The requirements of a writ of error coram nobis have been set out in numerous cases from this Court. A petition for *485 this writ addressed to the appellate court must disclose fully the alleged facts relied on; mere conclusory statements are insufficient. The appellate court must be afforded a full opportunity to evaluate the alleged facts for itself and to determine whether they establish prima facie grounds. Lamb v. State, supra; Washington v. State, 92 Fla. 740, 110 So. 259 (1926); Urga v. State, 157 Fla. 794, 26 So.2d 786 (1946). Furthermore, the petition should assert the evidence upon which the alleged facts can be proved and the source of such evidence. Russ v. State, 95 So.2d 594 (Fla. 1957). The function of a writ of error coram nobis is to correct errors of fact, not errors of law. Leavitt v. State, 116 Fla. 738, 156 So. 904 (1934). The facts upon which the petition is based must have been unknown by the trial court, by the party, or by counsel at the time of trial, and it must appear that defendant or his counsel could not have known them by the use of diligence. Kinsey v. State, 155 Fla. 159, 19 So.2d 706 (1944).

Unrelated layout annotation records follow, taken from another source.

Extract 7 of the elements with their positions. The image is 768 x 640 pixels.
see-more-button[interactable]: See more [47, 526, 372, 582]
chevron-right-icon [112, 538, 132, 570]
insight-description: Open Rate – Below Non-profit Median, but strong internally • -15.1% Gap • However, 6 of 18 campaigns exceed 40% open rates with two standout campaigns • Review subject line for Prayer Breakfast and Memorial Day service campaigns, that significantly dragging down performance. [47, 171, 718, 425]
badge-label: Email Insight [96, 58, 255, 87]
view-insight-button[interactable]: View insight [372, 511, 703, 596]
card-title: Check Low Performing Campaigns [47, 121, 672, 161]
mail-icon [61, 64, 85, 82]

In considering a petition for writ of error coram nobis, the appellate court has the responsibility to determine the legal effect of the facts alleged upon the previously entered judgment. When the appellate court finds that the facts are sufficient in legal effect, the next step is for the trial court to determine the truth of the allegations in an appropriate evidentiary hearing. Chambers v. State, 117 Fla. 642, 158 So. 153 (1934).

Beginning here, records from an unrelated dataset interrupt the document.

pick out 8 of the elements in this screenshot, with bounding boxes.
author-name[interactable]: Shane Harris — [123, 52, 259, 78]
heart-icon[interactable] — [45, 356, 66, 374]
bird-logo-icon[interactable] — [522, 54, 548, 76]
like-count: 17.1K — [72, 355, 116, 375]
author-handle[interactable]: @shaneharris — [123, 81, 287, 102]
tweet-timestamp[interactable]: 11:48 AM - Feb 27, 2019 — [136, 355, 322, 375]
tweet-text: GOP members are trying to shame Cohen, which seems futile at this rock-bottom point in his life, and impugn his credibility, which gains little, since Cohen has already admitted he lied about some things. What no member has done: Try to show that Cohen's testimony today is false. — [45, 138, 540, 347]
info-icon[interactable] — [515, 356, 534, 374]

The general rule repeatedly employed by this Court to establish the sufficiency of an application for writ of error coram nobis is that the alleged facts must be of such a vital nature that had they been known to the trial court, they conclusively would have prevented the entry of the judgment. Williams v. Yelvington, 103 Fla. 145, 137 So. 156 (1931); House v. State, 130 Fla. 400, 177 So. 705 (1937); Baker v. State, 150 Fla. 446, 7 So.2d 792 (1942); Cayson v. State, 139 So.2d 719 (Fla.1st DCA), appeal dismissed, 146 So.2d 749 (Fla. 1962). In Russ v. State, this Court expressly stated: "The showing must be such that if the matters shown had been before the trial court when judgment was entered, the court would have been precluded from entering the judgment." 95 So.2d at 597 (emphasis added).